English    Türkçe    فارسی   

2
1046-1055

  • یک فسانه راست آمد یا دروغ ** تا دهد مر راستیها را فروغ‏
  • Bir misal, ister doğru olsun, ister yanlış, doğrulukları aydınlatsın da.
  • حسد کردن حشم بر غلام خاص
  • O has köleye padişaha mensup adamların haset etmeleri
  • پادشاهی بنده‏ای را از کرم ** بر گزیده بود بر جمله حشم‏
  • Padişah, lütfuyla bir köleyi bütün adamların içinden seçmiş, onlardan üstün etmişti.

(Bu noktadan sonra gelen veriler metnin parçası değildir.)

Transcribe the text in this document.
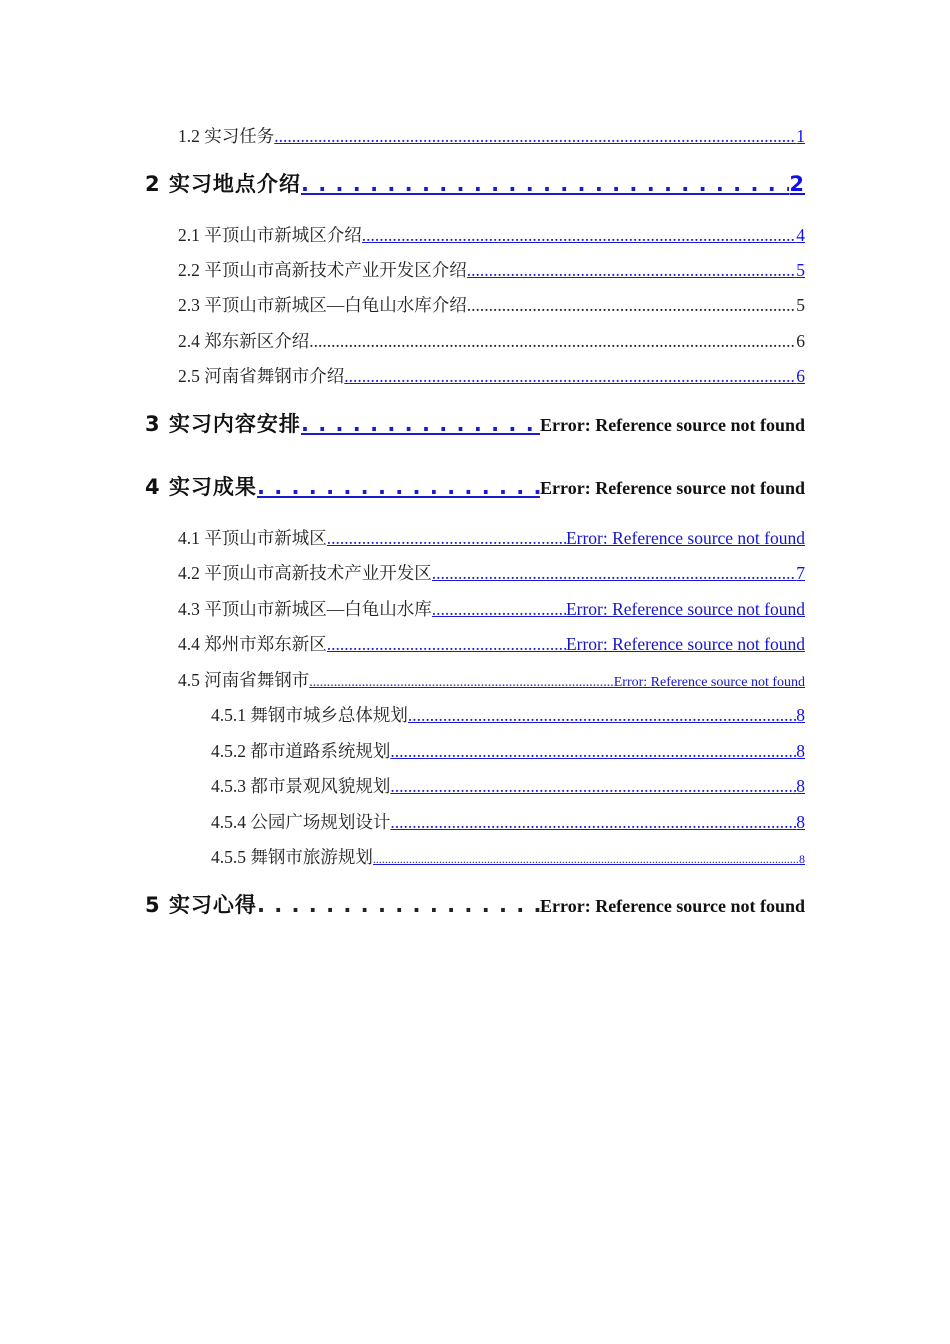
1.2 实习任务 .....	1
2 实习地点介绍 . . .	2
2.1 平顶山市新城区介绍 .....	4
2.2 平顶山市高新技术产业开发区介绍 .....	5
2.3 平顶山市新城区—白龟山水库介绍 .....	5
2.4 郑东新区介绍 .....	6
2.5 河南省舞钢市介绍 .....	6
3 实习内容安排 . . .	Error: Reference source not found
4 实习成果 . . .	Error: Reference source not found
4.1 平顶山市新城区 .....	Error: Reference source not found
4.2 平顶山市高新技术产业开发区 .....	7
4.3 平顶山市新城区—白龟山水库 .....	Error: Reference source not found
4.4 郑州市郑东新区 .....	Error: Reference source not found
4.5 河南省舞钢市 .....	Error: Reference source not found
4.5.1 舞钢市城乡总体规划 .....	8
4.5.2 都市道路系统规划 .....	8
4.5.3 都市景观风貌规划 .....	8
4.5.4 公园广场规划设计 .....	8
4.5.5 舞钢市旅游规划 .....	8
5 实习心得 . . .	Error: Reference source not found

  • جامگی او وظیفه‏ی چل امیر ** ده یک قدرش ندیدی صد وزیر
  • Elbisesinin pahası, kırk emirin maaşına bedeldi. Onun kazandığı kadir ve kıymetin onda birini, hatta yüz vezir bile görmemişti.
  • از کمال طالع و اقبال و بخت ** او ایازی بود و شه محمود وقت‏
  • Talihin yaverliği, bahtının müsait oluşu yüzünden yücelmiş, âdeta bir Eyaz olmuştu. Padişah da sanki zamanın Mahmut’uydu.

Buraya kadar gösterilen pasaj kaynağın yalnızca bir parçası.